Ce qui sensiblement se perçoit autour de ces points de tension semble s’apparenter à une forme d’inquiétude. Une inquiétude dans le sens d’une interrogation du père face à un élément qui trouve un écho interne (qui vient de sa psyché) mais provenant de l’extérieur (provenant de ce qu’il perçoit de l’enfant). L’inquiétude définit un état d’affect pénible, étant causé par la crainte, l’appréhension ou l’incertitude. Ce terme semblerait alors s’approcher un peu plus sensiblement à la description des points de tension que nous avons rencontrés.

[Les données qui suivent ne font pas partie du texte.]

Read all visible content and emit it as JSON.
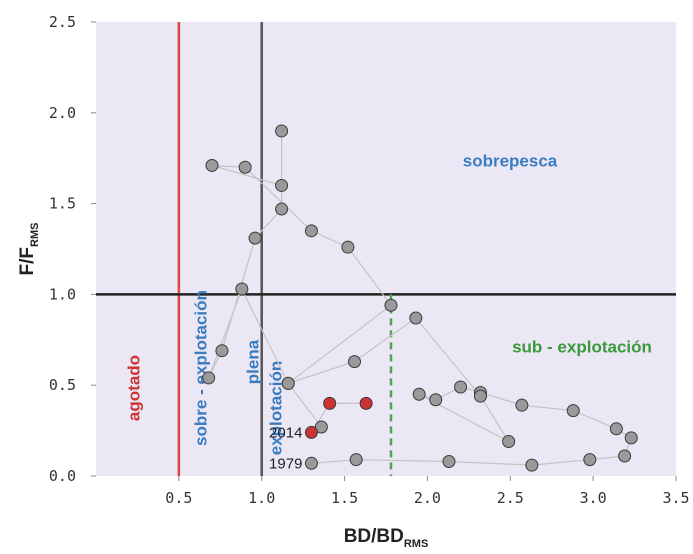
{
  "chart_data": {
    "type": "scatter",
    "xlabel": "BD/BD",
    "xlabel_sub": "RMS",
    "ylabel": "F/F",
    "ylabel_sub": "RMS",
    "xlim": [
      0,
      3.5
    ],
    "ylim": [
      0,
      2.5
    ],
    "x_ticks": [
      0.5,
      1.0,
      1.5,
      2.0,
      2.5,
      3.0,
      3.5
    ],
    "x_tick_labels": [
      "0.5",
      "1.0",
      "1.5",
      "2.0",
      "2.5",
      "3.0",
      "3.5"
    ],
    "y_ticks": [
      0,
      0.5,
      1.0,
      1.5,
      2.0,
      2.5
    ],
    "y_tick_labels": [
      "0.0",
      "0.5",
      "1.0",
      "1.5",
      "2.0",
      "2.5"
    ],
    "grid": false,
    "colors": {
      "background": "#ebe7f5",
      "points": "#9a9a9a",
      "highlight_points": "#cc3333",
      "path": "#c4c4c4",
      "agotado_line": "#e04545",
      "plena_line": "#555555",
      "ref_line": "#222222",
      "dashed_line": "#4aaa4a",
      "label_red": "#cc3333",
      "label_blue": "#3a7cc0",
      "label_green": "#3a9a3a"
    },
    "reference_lines": [
      {
        "orientation": "vertical",
        "value": 0.5,
        "style": "solid",
        "color": "#e04545"
      },
      {
        "orientation": "vertical",
        "value": 1.0,
        "style": "solid",
        "color": "#555555"
      },
      {
        "orientation": "horizontal",
        "value": 1.0,
        "style": "solid",
        "color": "#222222"
      },
      {
        "orientation": "vertical-segment",
        "value": 1.78,
        "y_range": [
          0,
          1.0
        ],
        "style": "dashed",
        "color": "#4aaa4a"
      }
    ],
    "zones": [
      {
        "text": "agotado",
        "rotated": true,
        "color": "#cc3333"
      },
      {
        "text": "sobre - explotación",
        "rotated": true,
        "color": "#3a7cc0"
      },
      {
        "text": "plena",
        "rotated": true,
        "color": "#3a7cc0"
      },
      {
        "text": "explotación",
        "rotated": true,
        "color": "#3a7cc0"
      },
      {
        "text": "sobrepesca",
        "rotated": false,
        "color": "#3a7cc0"
      },
      {
        "text": "sub - explotación",
        "rotated": false,
        "color": "#3a9a3a"
      }
    ],
    "annotations": [
      {
        "text": "1979",
        "x": 1.3,
        "y": 0.07
      },
      {
        "text": "2014",
        "x": 1.3,
        "y": 0.24
      }
    ],
    "series": [
      {
        "highlight": [
          0,
          0,
          0,
          0,
          0,
          0,
          0,
          0,
          0,
          0,
          0,
          0,
          0,
          0,
          0,
          0,
          0,
          0,
          0,
          0,
          0,
          0,
          0,
          0,
          0,
          0,
          0,
          0,
          0,
          0,
          0,
          0,
          0,
          1,
          1,
          1
        ],
        "x": [
          1.3,
          1.57,
          2.13,
          2.63,
          2.98,
          3.19,
          3.23,
          3.14,
          2.88,
          2.57,
          2.32,
          2.2,
          2.05,
          1.95,
          2.49,
          2.32,
          1.93,
          1.56,
          1.16,
          0.88,
          0.68,
          0.76,
          0.96,
          1.12,
          1.12,
          1.12,
          0.7,
          0.9,
          1.3,
          1.52,
          1.78,
          1.16,
          1.36,
          1.3,
          1.41,
          1.63
        ],
        "y": [
          0.07,
          0.09,
          0.08,
          0.06,
          0.09,
          0.11,
          0.21,
          0.26,
          0.36,
          0.39,
          0.46,
          0.49,
          0.42,
          0.45,
          0.19,
          0.44,
          0.87,
          0.63,
          0.51,
          1.03,
          0.54,
          0.69,
          1.31,
          1.47,
          1.9,
          1.6,
          1.71,
          1.7,
          1.35,
          1.26,
          0.94,
          0.51,
          0.27,
          0.24,
          0.4,
          0.4
        ]
      }
    ]
  }
}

Cependant, le mot inquiétude rend compte d’une manifestation somme toute assez visible chez le sujet, ce qui ne peut pas absolument recouvrir l’ensemble des éléments que nous avons identifiés.

Un autre parallèle pourrait être proposé afin de définir ces points de tension avec le terme de préoccupation. Nous avons, durant notre cheminement théorique rencontrée la notion de préoccupation paternelle primaire telle que proposée par Delaisie De Parseval. Sans adhérer exactement à ce concept qui se porte plus spécifiquement autour de la période périnatale, la notion de préoccupation s’attache à rendre compte d’un état manifeste d’inquiétude. La préoccupation porterait sur un aspect particulier que le sujet ne peut extraire de sa pensée, mais qui lui demande une réponse comportementale. Un état de préoccupation introduit la nécessité

d’engager une action pour répondre à cette préoccupation. À la manière de la préoccupation primaire (paternelle ou maternelle comme définit par Winnicott), le père se situe dans un état psychique particulier qui lui permet de s’ajuster à l’enfant. Les points de tension que nous avons relevés ne sont pas corrélés à la mise en place d’un bon ajustement vis-à-vis de l’enfant. Bien au contraire, ces points de tension se présentent comme impossibilité pour le père de savoir comment s’ajuster. Ces points appellent la sollicitude du père pour s’ajuster à l’enfant, mais le père ne sait comment y répondre. Sans être primaire, chacun des points de tension rencontrés ne s’apparente pas à de la préoccupation.

Durant la période de notre réflexion autour d’un signifiant pouvant épingler plus spécifiquement ces éléments nous avons appris qu’en début d’année 2018, une nouvelle traduction est proposée par Marie-Hélène Piwnik pour l’un des ouvrages du célèbre auteur portugais Fernando Pessoa. Cette information nous a interpellé dans la mesure où l’ouvrage nouvellement traduit fut intitulé Livre(s) de l’inquiétude148. Jusqu’alors l’ouvrage avait été

traduit par Le livre de l’intranquillité149. Afin de comprendre la raison de ces deux traductions, nous sommes retournés à la version originale du titre de l’œuvre pour tenter de comprendre ce que pouvait recouvrir ce terme si difficile à rendre compte en français.